Conflictos locales, desafíos globales

Uno de los puntos fuertes del conflicto que ha provocado la aspiración a la independencia de Cataluña es que concentra y desarrolla los retos políticos más importantes que afectan a todo el mundo avanzado. Quiero decir que, afortunadamente, el nuestro no es un conflicto estrictamente local, en el sentido de que sólo se pueda interpretar en términos internos, por razones históricas particulares, abusos económicos o desprecios identitarios. Al contrario, nuestra confrontación contiene, y en un cierto sentido anticipa, conflictos que son globales.

De modo que tenemos a favor que nuestros desafíos pueden ser comprendidos con una relativa facilidad desde el exterior, siempre que los sepamos vincular con los que se viven fuera de nuestras fronteras. Pero, también, tenemos en contra que desde el exterior se pueden identificar las amenazas que hay implícitas para todos en nuestras reivindicaciones. No es extraño, pues, que no levantemos fáciles sentimientos de condescendencia fuera de aquí, como aquellos que se sienten ante los bichos amenazadas pero inofensivas. Y, al mismo tiempo, es significativo que obtengamos muestras de solidaridad de parte de personajes y organizaciones que combaten a favor de los derechos fundamentales universales.

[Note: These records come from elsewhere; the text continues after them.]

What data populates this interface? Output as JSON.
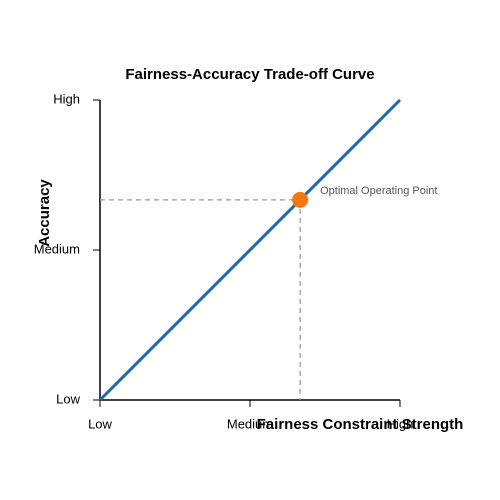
{
  "chart_data": {
    "type": "line",
    "title": "Fairness-Accuracy Trade-off Curve",
    "xlabel": "Fairness Constraint Strength",
    "ylabel": "Accuracy",
    "x": [
      0,
      1
    ],
    "series": [
      {
        "color": "#1f67b0",
        "values": [
          0,
          1
        ]
      }
    ],
    "xlim": [
      0,
      1
    ],
    "ylim": [
      0,
      1
    ],
    "xticks": [
      {
        "value": 0,
        "label": "Low"
      },
      {
        "value": 0.5,
        "label": "Medium"
      },
      {
        "value": 1,
        "label": "High"
      }
    ],
    "yticks": [
      {
        "value": 0,
        "label": "Low"
      },
      {
        "value": 0.5,
        "label": "Medium"
      },
      {
        "value": 1,
        "label": "High"
      }
    ],
    "point": {
      "x": 0.667,
      "y": 0.667,
      "label": "Optimal Operating Point",
      "color": "#f5770f"
    },
    "grid": false
  }
}
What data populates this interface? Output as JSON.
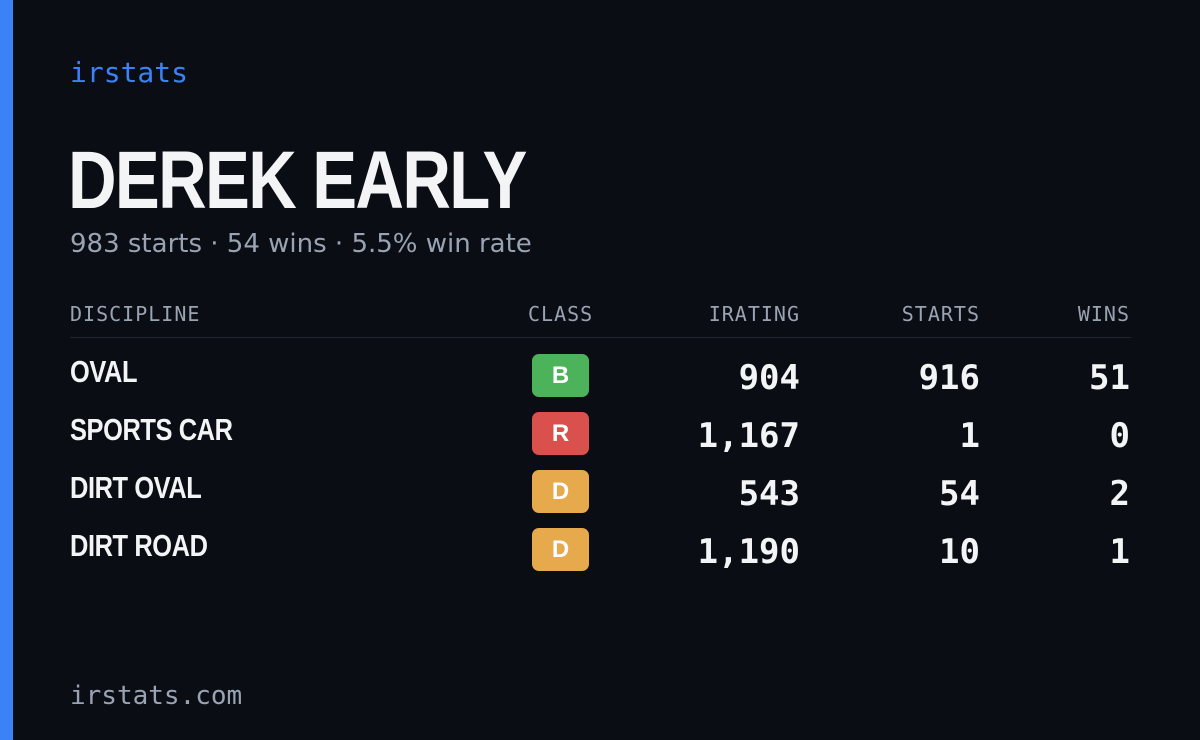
{
  "brand": "irstats",
  "driver": {
    "name": "DEREK EARLY",
    "summary": "983 starts · 54 wins · 5.5% win rate"
  },
  "table": {
    "headers": {
      "discipline": "DISCIPLINE",
      "class": "CLASS",
      "irating": "IRATING",
      "starts": "STARTS",
      "wins": "WINS"
    },
    "rows": [
      {
        "discipline": "OVAL",
        "class": "B",
        "class_color": "#4cb35a",
        "irating": "904",
        "starts": "916",
        "wins": "51"
      },
      {
        "discipline": "SPORTS CAR",
        "class": "R",
        "class_color": "#d9504c",
        "irating": "1,167",
        "starts": "1",
        "wins": "0"
      },
      {
        "discipline": "DIRT OVAL",
        "class": "D",
        "class_color": "#e6a94c",
        "irating": "543",
        "starts": "54",
        "wins": "2"
      },
      {
        "discipline": "DIRT ROAD",
        "class": "D",
        "class_color": "#e6a94c",
        "irating": "1,190",
        "starts": "10",
        "wins": "1"
      }
    ]
  },
  "footer": "irstats.com",
  "colors": {
    "accent": "#3b82f6",
    "background": "#0a0d14"
  }
}
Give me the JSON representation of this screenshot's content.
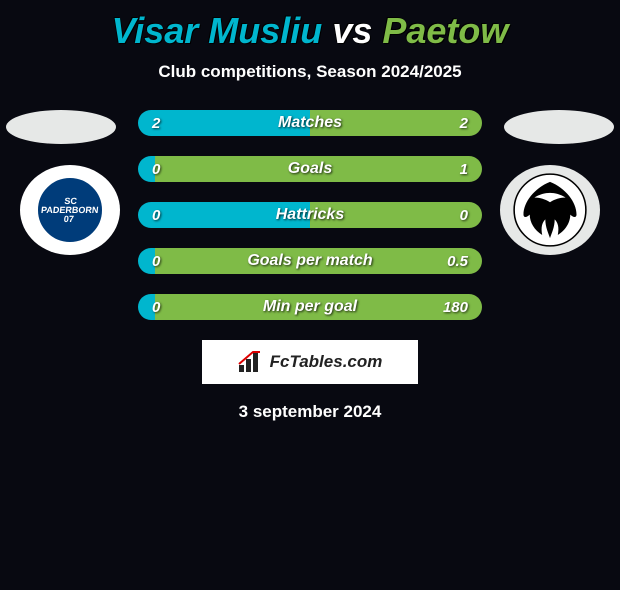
{
  "title": {
    "player1": "Visar Musliu",
    "vs": "vs",
    "player2": "Paetow",
    "color1": "#00b6ce",
    "color_vs": "#ffffff",
    "color2": "#7fbb47"
  },
  "subtitle": "Club competitions, Season 2024/2025",
  "row_colors": {
    "left_half": "#00b6ce",
    "right_half": "#7fbb47"
  },
  "rows": [
    {
      "label": "Matches",
      "left": "2",
      "right": "2",
      "split": 0.5
    },
    {
      "label": "Goals",
      "left": "0",
      "right": "1",
      "split": 0.05
    },
    {
      "label": "Hattricks",
      "left": "0",
      "right": "0",
      "split": 0.5
    },
    {
      "label": "Goals per match",
      "left": "0",
      "right": "0.5",
      "split": 0.05
    },
    {
      "label": "Min per goal",
      "left": "0",
      "right": "180",
      "split": 0.05
    }
  ],
  "club_left": {
    "name": "SC Paderborn 07",
    "badge_text": "SC\nPADERBORN\n07"
  },
  "club_right": {
    "name": "Preussen Münster"
  },
  "brand": {
    "text": "FcTables.com"
  },
  "date": "3 september 2024",
  "background": "#080911"
}
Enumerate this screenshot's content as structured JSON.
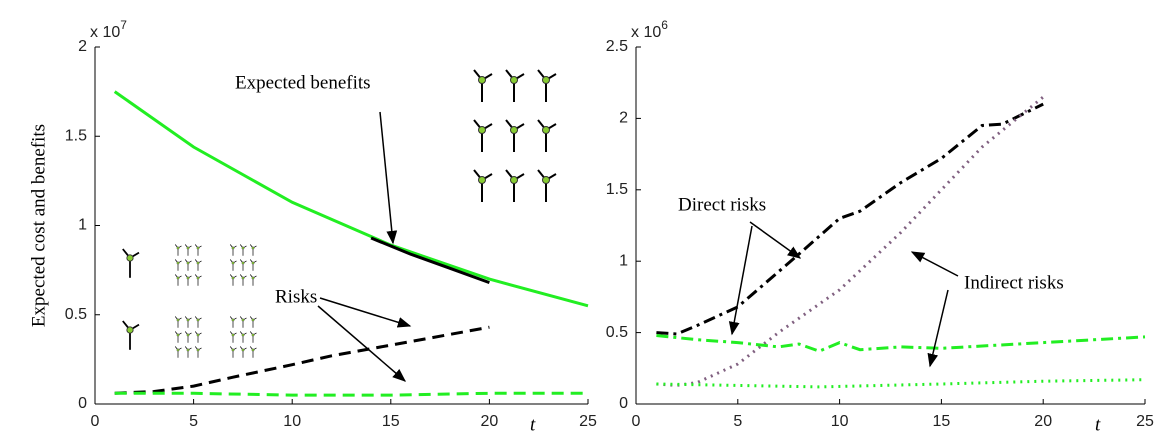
{
  "chart_data": [
    {
      "type": "line",
      "y_label": "Expected cost and benefits",
      "x_label": "t",
      "y_exponent": {
        "base": "x 10",
        "power": "7"
      },
      "xlim": [
        0,
        25
      ],
      "xticks": [
        0,
        5,
        10,
        15,
        20,
        25
      ],
      "ylim": [
        0,
        2
      ],
      "yticks": [
        0,
        0.5,
        1,
        1.5,
        2
      ],
      "annotations": [
        "Expected benefits",
        "Risks"
      ],
      "series": [
        {
          "color": "#22ee22",
          "style": "solid",
          "x": [
            1,
            5,
            10,
            15,
            20,
            25
          ],
          "values": [
            1.75,
            1.44,
            1.13,
            0.89,
            0.7,
            0.55
          ]
        },
        {
          "color": "#000000",
          "style": "solid",
          "x": [
            14,
            16,
            18,
            20
          ],
          "values": [
            0.93,
            0.84,
            0.76,
            0.68
          ]
        },
        {
          "color": "#000000",
          "style": "dashed",
          "x": [
            1,
            3,
            5,
            7,
            10,
            12,
            15,
            17,
            20
          ],
          "values": [
            0.06,
            0.07,
            0.1,
            0.15,
            0.22,
            0.27,
            0.33,
            0.37,
            0.43
          ]
        },
        {
          "color": "#22ee22",
          "style": "dashed",
          "x": [
            1,
            5,
            10,
            15,
            20,
            25
          ],
          "values": [
            0.06,
            0.06,
            0.05,
            0.05,
            0.06,
            0.06
          ]
        }
      ]
    },
    {
      "type": "line",
      "x_label": "t",
      "y_exponent": {
        "base": "x 10",
        "power": "6"
      },
      "xlim": [
        0,
        25
      ],
      "xticks": [
        0,
        5,
        10,
        15,
        20,
        25
      ],
      "ylim": [
        0,
        2.5
      ],
      "yticks": [
        0,
        0.5,
        1,
        1.5,
        2,
        2.5
      ],
      "annotations": [
        "Direct risks",
        "Indirect risks"
      ],
      "series": [
        {
          "color": "#000000",
          "style": "dashdot",
          "x": [
            1,
            2,
            3,
            5,
            8,
            10,
            11,
            13,
            15,
            17,
            18,
            20
          ],
          "values": [
            0.5,
            0.49,
            0.55,
            0.68,
            1.05,
            1.3,
            1.35,
            1.55,
            1.72,
            1.95,
            1.96,
            2.1
          ]
        },
        {
          "color": "#806080",
          "style": "dotted",
          "x": [
            1,
            2,
            3,
            5,
            7,
            10,
            13,
            15,
            17,
            20
          ],
          "values": [
            0.14,
            0.13,
            0.15,
            0.28,
            0.5,
            0.8,
            1.2,
            1.5,
            1.8,
            2.15
          ]
        },
        {
          "color": "#22ee22",
          "style": "dashdot",
          "x": [
            1,
            3,
            5,
            7,
            8,
            9,
            10,
            11,
            13,
            15,
            20,
            25
          ],
          "values": [
            0.48,
            0.45,
            0.43,
            0.4,
            0.42,
            0.37,
            0.43,
            0.38,
            0.4,
            0.39,
            0.43,
            0.47
          ]
        },
        {
          "color": "#22ee22",
          "style": "dotted",
          "x": [
            1,
            5,
            9,
            15,
            20,
            25
          ],
          "values": [
            0.14,
            0.13,
            0.12,
            0.14,
            0.16,
            0.17
          ]
        }
      ]
    }
  ]
}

Uno de los principales problemas que pone al descubierto nuestro conflicto es el de la crisis de la democracia tal como se ha articulado hasta ahora. ¿Qué pasa cuando el perfil de los estados se desdibuja? ¿Cuando se debilita su razón de ser -proteger mercados interiores- o cuando la sumisión a un poder central deja de ser garantía de la mejora del bienestar, no garantiza la seguridad de las personas ni es capaz de ofrecer un relato integrador? ¿Es que no es eso lo que explica que haya sido justo en este inicio de siglo XXI cuando los catalanes nos hemos visto capaces de plantear un desafío tan enorme al Estado español?

Paralela a esta pérdida de relevancia de los estados nación a favor de los mercados y de los conflictos internacionales, o los nuevos sistemas judiciales globales, está el grave derrumbe de los partidos tradicionales, incapaces ya no de controlar el espacio público externo, sino de poner orden en su interior. En Cataluña el mapa político ha implosionado y nadie reconoce a nadie: unos han desaparecido; otros han perdido su perfil histórico; los hay que viven grandes convulsiones internas, y otros han aparecido por razones oportunistas pero tendrán una duración brevísima. Quien lo interprete sólo en clave catalana no podrá ver los paralelismos con el resto de partidos europeos, con dificultades por todas partes para hacer gobierno a partir de espacios terriblemente fragmentados o como los gobiernos y gobernantes aparentemente fuertes pierden el control de la situación.

Y, sin ser exhaustivo, en nuestro conflicto también se manifiesta el gran debate sobre el papel de las emociones que se imponen sobre los criterios más racionales de la dinámica política. Cuestiones como la esperanza, el resentimiento o el miedo son muy relevantes en estos tiempos de indignación populista. Que la exasperación del odio contra los catalanes pueda hacer creíbles relatos tan falsos como los que quieren demonizar y dividir la sociedad catalana, o que las esperanzas en una futura República -que algunos consideran fruto de un engaño colectivo- puedan sacar a la calle de manera incansable tantas personas, no es muy diferente de lo que explica éxitos electorales repentinos como los de Trump o Macron, o referendos como el que ha llevado el Brexit a Europa.

No, los catalanes no somos gente rara. Como mucho, somos incómodos porque ponemos sobre la mesa de manera clara, y a veces anticipamos, desafíos globales que todos, tarde o temprano, tendrán que afrontar.